Diahann Carroll, por ejemplo, no solo brilló en el cine, sino también en la televisión, siendo una de las primeras mujeres negras en protagonizar una serie dramática sin interpretar un rol subordinado. Cicely Tyson, por su parte, siempre fue extremadamente selectiva con sus papeles, negándose a representar personajes que reforzaran estereotipos dañinos. Esa coherencia, esa ética, también está presente en la foto, aunque no se vea a simple vista.

Harry Belafonte, además de artista, fue un activista incansable. Usó su fama como herramienta para apoyar el movimiento por los derechos civiles, financiar causas y dar voz a quienes no la tenían. Verlo ahí, elegante y sereno, recuerda que muchos de los avances culturales de esa época estuvieron profundamente conectados con luchas sociales más amplias.
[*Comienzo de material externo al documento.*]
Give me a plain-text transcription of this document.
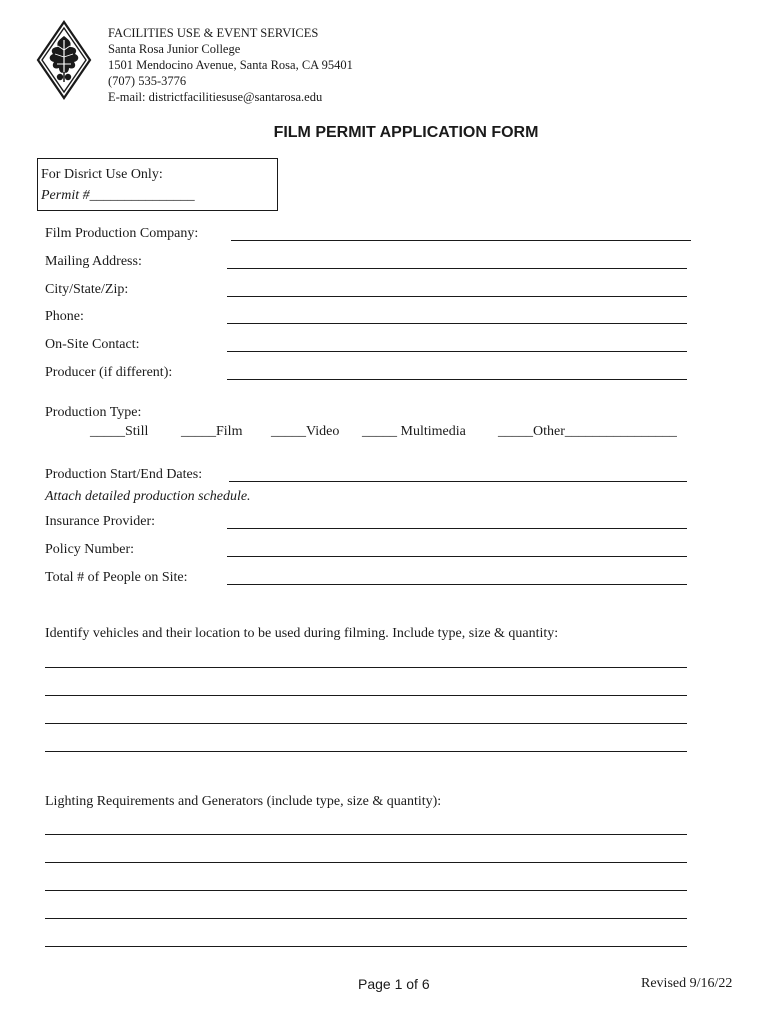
FACILITIES USE & EVENT SERVICES
Santa Rosa Junior College
1501 Mendocino Avenue, Santa Rosa, CA 95401
(707) 535-3776
E-mail: districtfacilitiesuse@santarosa.edu
FILM PERMIT APPLICATION FORM
For Disrict Use Only:
Permit #_______________
Film Production Company:
Mailing Address:
City/State/Zip:
Phone:
On-Site Contact:
Producer (if different):
Production Type:
_____Still _____Film _____Video _____ Multimedia _____Other________________
Production Start/End Dates:
Attach detailed production schedule.
Insurance Provider:
Policy Number:
Total # of People on Site:
Identify vehicles and their location to be used during filming. Include type, size & quantity:
Lighting Requirements and Generators (include type, size & quantity):
Page 1 of 6	Revised 9/16/22
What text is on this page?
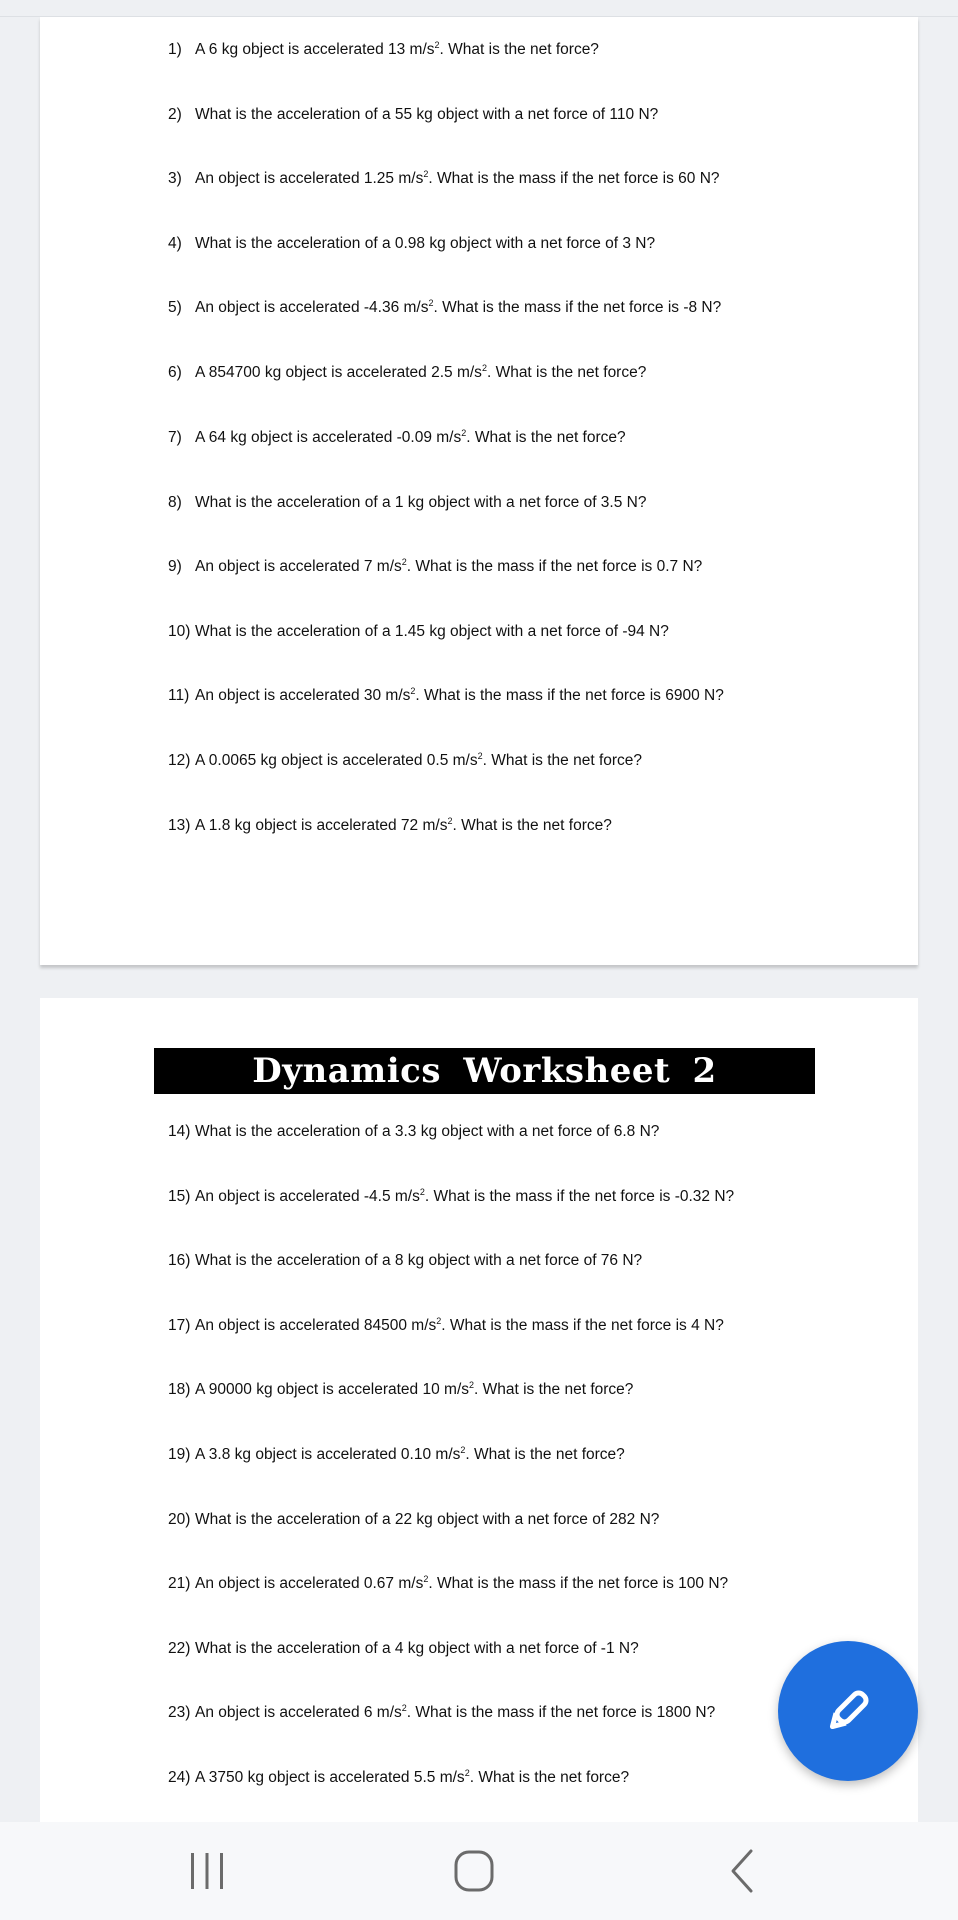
1) A 6 kg object is accelerated 13 $m/s^2$. What is the net force?
2) What is the acceleration of a 55 kg object with a net force of 110 N?
3) An object is accelerated 1.25 $m/s^2$. What is the mass if the net force is 60 N?
4) What is the acceleration of a 0.98 kg object with a net force of 3 N?
5) An object is accelerated -4.36 $m/s^2$. What is the mass if the net force is -8 N?
6) A 854700 kg object is accelerated 2.5 $m/s^2$. What is the net force?
7) A 64 kg object is accelerated -0.09 $m/s^2$. What is the net force?
8) What is the acceleration of a 1 kg object with a net force of 3.5 N?
9) An object is accelerated 7 $m/s^2$. What is the mass if the net force is 0.7 N?
10) What is the acceleration of a 1.45 kg object with a net force of -94 N?
11) An object is accelerated 30 $m/s^2$. What is the mass if the net force is 6900 N?
12) A 0.0065 kg object is accelerated 0.5 $m/s^2$. What is the net force?
13) A 1.8 kg object is accelerated 72 $m/s^2$. What is the net force?
Dynamics Worksheet 2
14) What is the acceleration of a 3.3 kg object with a net force of 6.8 N?
15) An object is accelerated -4.5 $m/s^2$. What is the mass if the net force is -0.32 N?
16) What is the acceleration of a 8 kg object with a net force of 76 N?
17) An object is accelerated 84500 $m/s^2$. What is the mass if the net force is 4 N?
18) A 90000 kg object is accelerated 10 $m/s^2$. What is the net force?
19) A 3.8 kg object is accelerated 0.10 $m/s^2$. What is the net force?
20) What is the acceleration of a 22 kg object with a net force of 282 N?
21) An object is accelerated 0.67 $m/s^2$. What is the mass if the net force is 100 N?
22) What is the acceleration of a 4 kg object with a net force of -1 N?
23) An object is accelerated 6 $m/s^2$. What is the mass if the net force is 1800 N?
24) A 3750 kg object is accelerated 5.5 $m/s^2$. What is the net force?
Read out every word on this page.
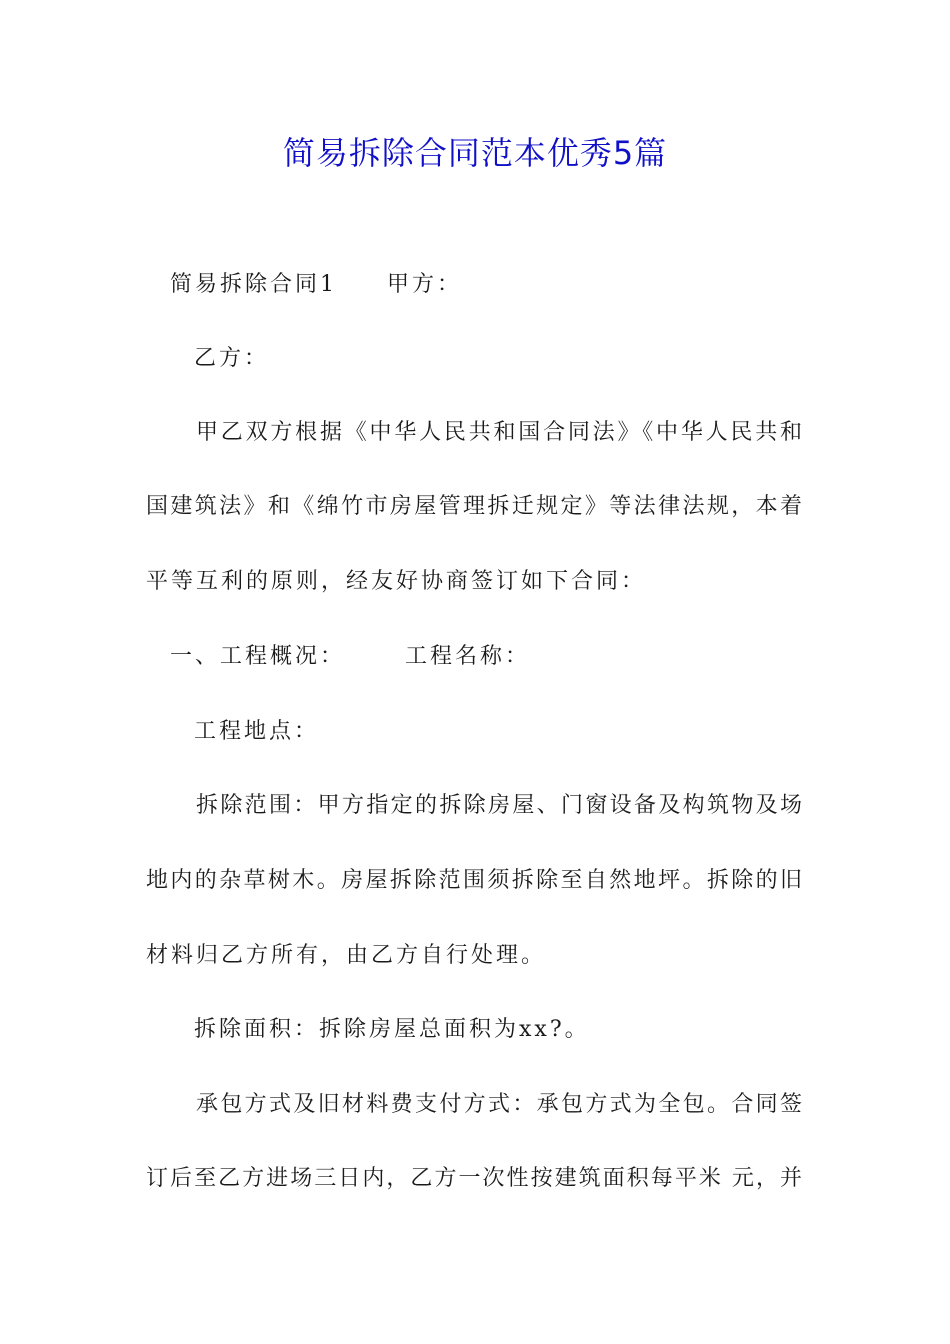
简易拆除合同范本优秀5篇
简易拆除合同1 甲方：
乙方：
甲乙双方根据《中华人民共和国合同法》《中华人民共和
国建筑法》和《绵竹市房屋管理拆迁规定》等法律法规，本着
平等互利的原则，经友好协商签订如下合同：
一、工程概况：	工程名称：
工程地点：
拆除范围：甲方指定的拆除房屋、门窗设备及构筑物及场
地内的杂草树木。房屋拆除范围须拆除至自然地坪。拆除的旧
材料归乙方所有，由乙方自行处理。
拆除面积：拆除房屋总面积为xx?。
承包方式及旧材料费支付方式：承包方式为全包。合同签
订后至乙方进场三日内，乙方一次性按建筑面积每平米 元，并
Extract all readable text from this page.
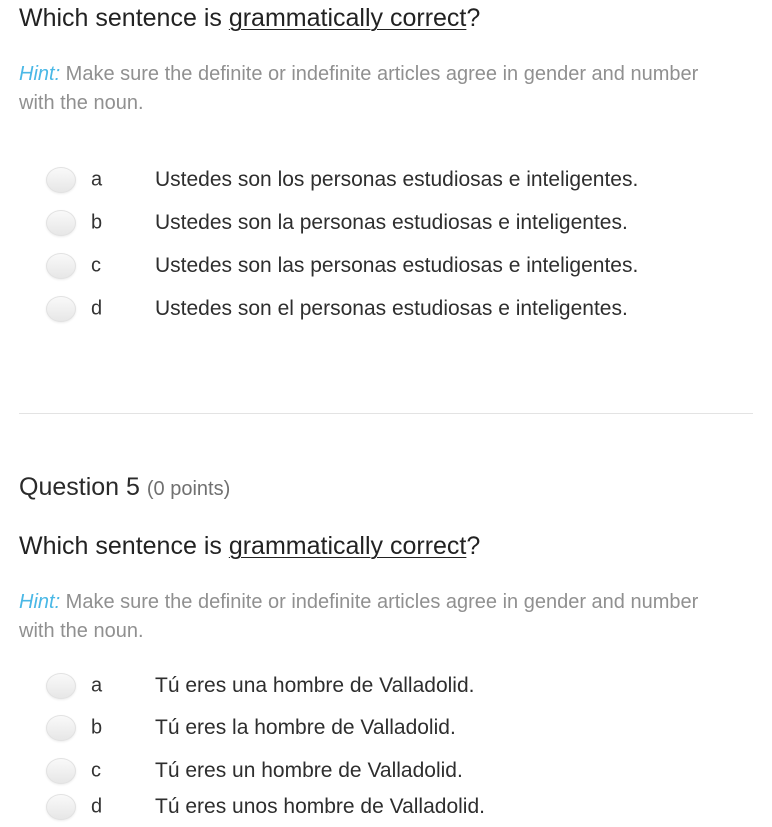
Which sentence is grammatically correct?
Hint: Make sure the definite or indefinite articles agree in gender and number with the noun.
a	Ustedes son los personas estudiosas e inteligentes.
b	Ustedes son la personas estudiosas e inteligentes.
c	Ustedes son las personas estudiosas e inteligentes.
d	Ustedes son el personas estudiosas e inteligentes.
Question 5 (0 points)
Which sentence is grammatically correct?
Hint: Make sure the definite or indefinite articles agree in gender and number with the noun.
a	Tú eres una hombre de Valladolid.
b	Tú eres la hombre de Valladolid.
c	Tú eres un hombre de Valladolid.
d	Tú eres unos hombre de Valladolid.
La foto también invita a reflexionar sobre lo que significaba “pertenecer” a Hollywood en aquel entonces. Estar en los Oscars no garantizaba igualdad. Muchos de ellos seguían enfrentando discriminación, contratos desiguales y falta de reconocimiento. Sin embargo, esa noche estaban juntos, ocupando un espacio que durante décadas les había sido negado. Y eso, aunque parezca simbólico, tiene un peso enorme.